Global supply chain is rapidly changing – it is a very unusual time in history, and many businesses are feeling the pressure of rising vendor costs and an unpredictable future.
Raising your prices may offset some of the increased cost, but basic economic theory tells us that customers will eventually reach a point where they choose an alternative or go without.
One of the best tactics you can use to protect against uncertainty and large cost swings inside your supply chain is to lock-in vendor terms for an extended period using a Long-Term Agreement or LTA (also known by many other names). The basic components of an LTA include:
– Demand quantity
– Cost per unit
– Escalation of cost over the base period
– Option clauses for additional quantity and extended duration
How to get started? Identify your top 5 most-procured materials or services (by dollar amount) and get comfortable with your 3-year plan for each one. Once you get your arms around the big ones, work your way down the list of remaining major suppliers.

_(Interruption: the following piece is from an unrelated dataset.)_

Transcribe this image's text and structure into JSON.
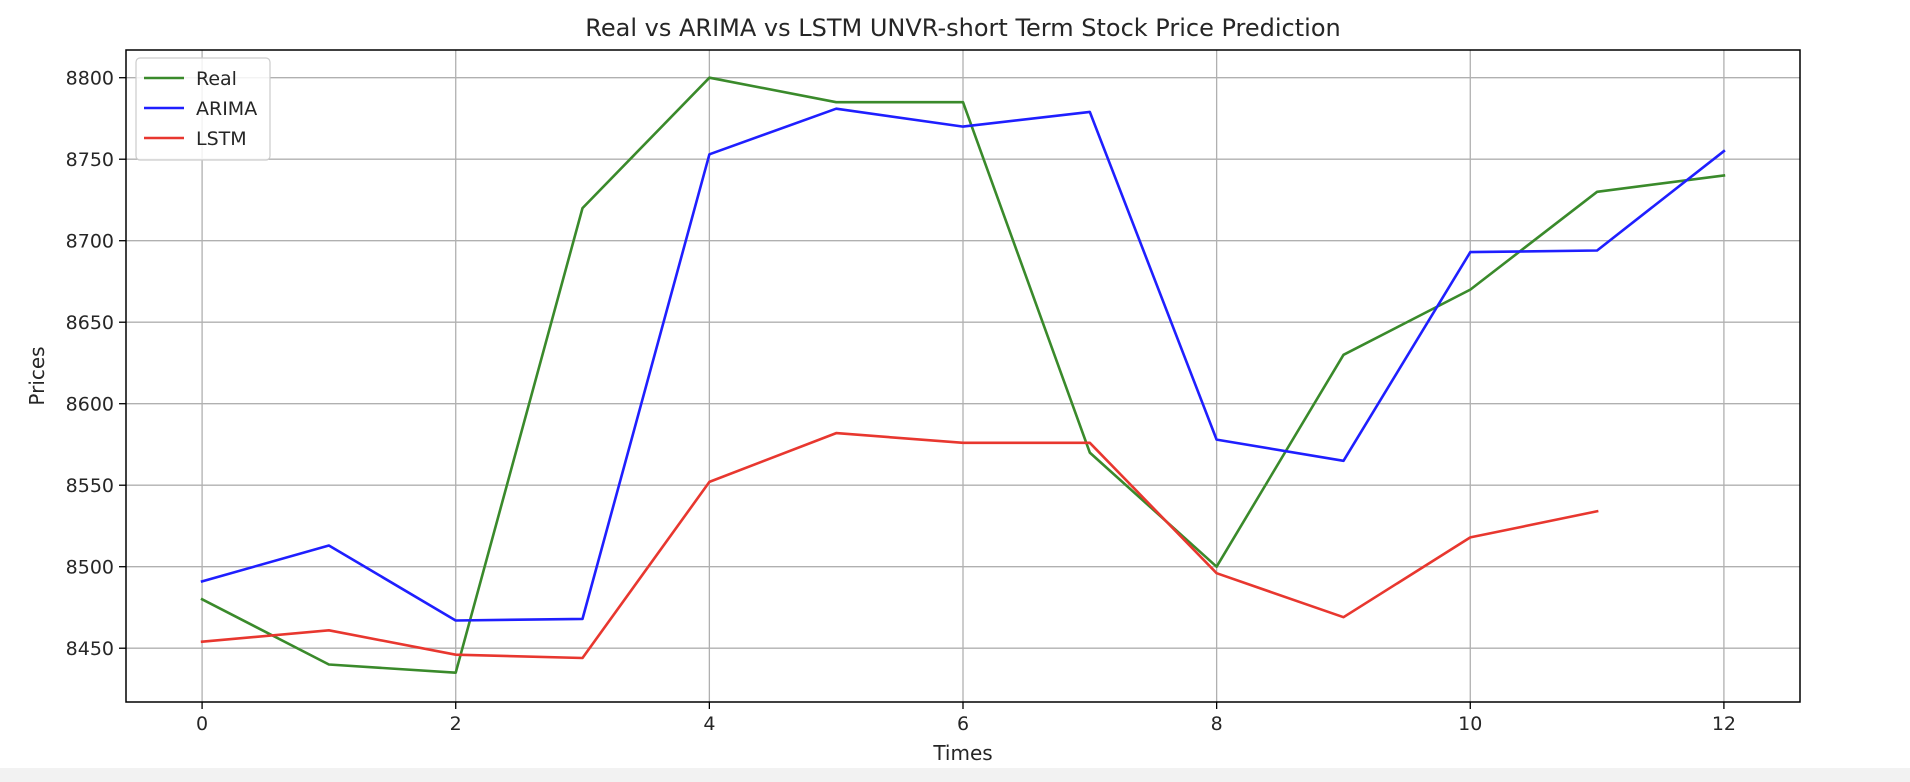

If your business offers blanket sales orders, or long-term fixed price contracts with customers, you are the perfect candidate for LTA’s! Any time your revenue is fixed for a period of time, your related cost should also be fixed, or at least well-protected. A solid LTA will eliminate the shadowy figure of unknown cost in future years and allow you to plan your own price increases and budgets more effectively.
Now may seem like a challenging time to evaluate opportunities for LTA’s with your major vendors, especially considering the rapid global changes, but we encourage you to think of the Chinese proverb,
“The best time to plant a tree was 20 years ago. The second best time is now.”